We LOVE to make buffalo chicken wings, and this buffalo chicken wing pizza was a much enjoyed addition to our dinner list! This grain-free crust is from my “Easiest Cauliflower Pizza EVER” recipe. Franks Red Hot Sauce is one condiments we actually still use, as the ingredient list is short and clean. Good thing, as Franks Red Hot Sauce brings great flavor! There are two options to make this crust, either with yogurt or with almond flour. They both turn out great…..with no pre-cooking, squeezing craziness! Just shred, mix and bake!
1 large cauliflower-riced/shredded in food processor
1/2 C. plain yogurt (or for dairy-free, omit and do 3 T. almond flour)

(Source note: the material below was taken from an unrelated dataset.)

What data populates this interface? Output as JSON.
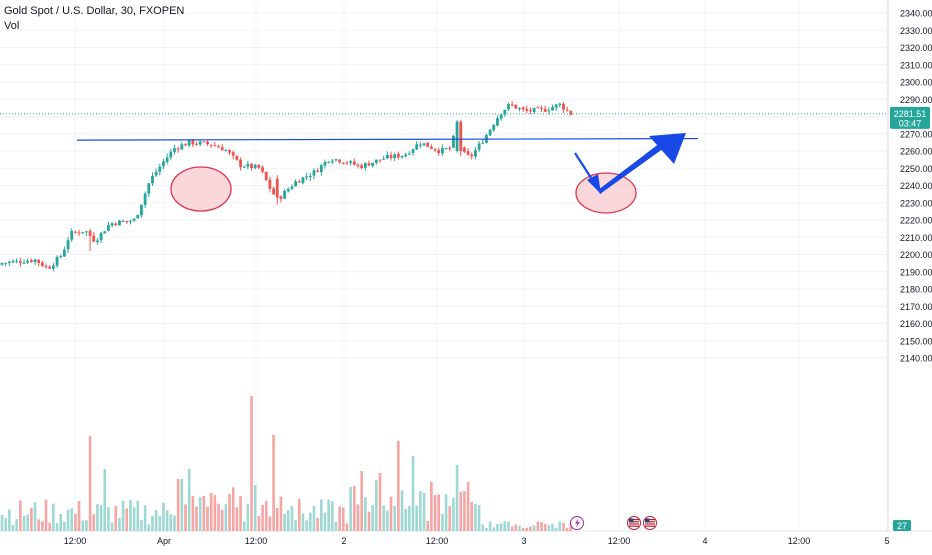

1 t. basil, 1/2 t. oregano, 1 t. real salt and pepper
- Put cauliflower through ‘grating’ attachment on your food processor. Put riced cauliflower into a big bowl.
- Beat eggs, throw into bowl with the rest of the ingredients. Mix well.
- Preheat oven to 400 degrees.
- Cover large cookie sheet with parchment paper and lightly brush it with lard/butter.
- Pour mix onto cookie sheet and pat down evenly into corners and throughout sheet.
- Bake for approx. 45 minutes until starting to brown, drying and staying together well.
1 C. cooked shredded chicken-chopped
1 C. cheddar cheese-shredded
1/2 C. crumbly blue cheese
1/4 C. franks red hot sauce
2 T. bacon fat/butter
1/2 C. diced celery
- Melt butter with red hot sauce on stove top.
- Once crust is cooked, spread sauce over surface of crust.
- Top with chicken and cheese and bake/broil for a couple more minutes until starting to turn golden.
- Slice into squares, garnish with chopped celery and fresh parsley.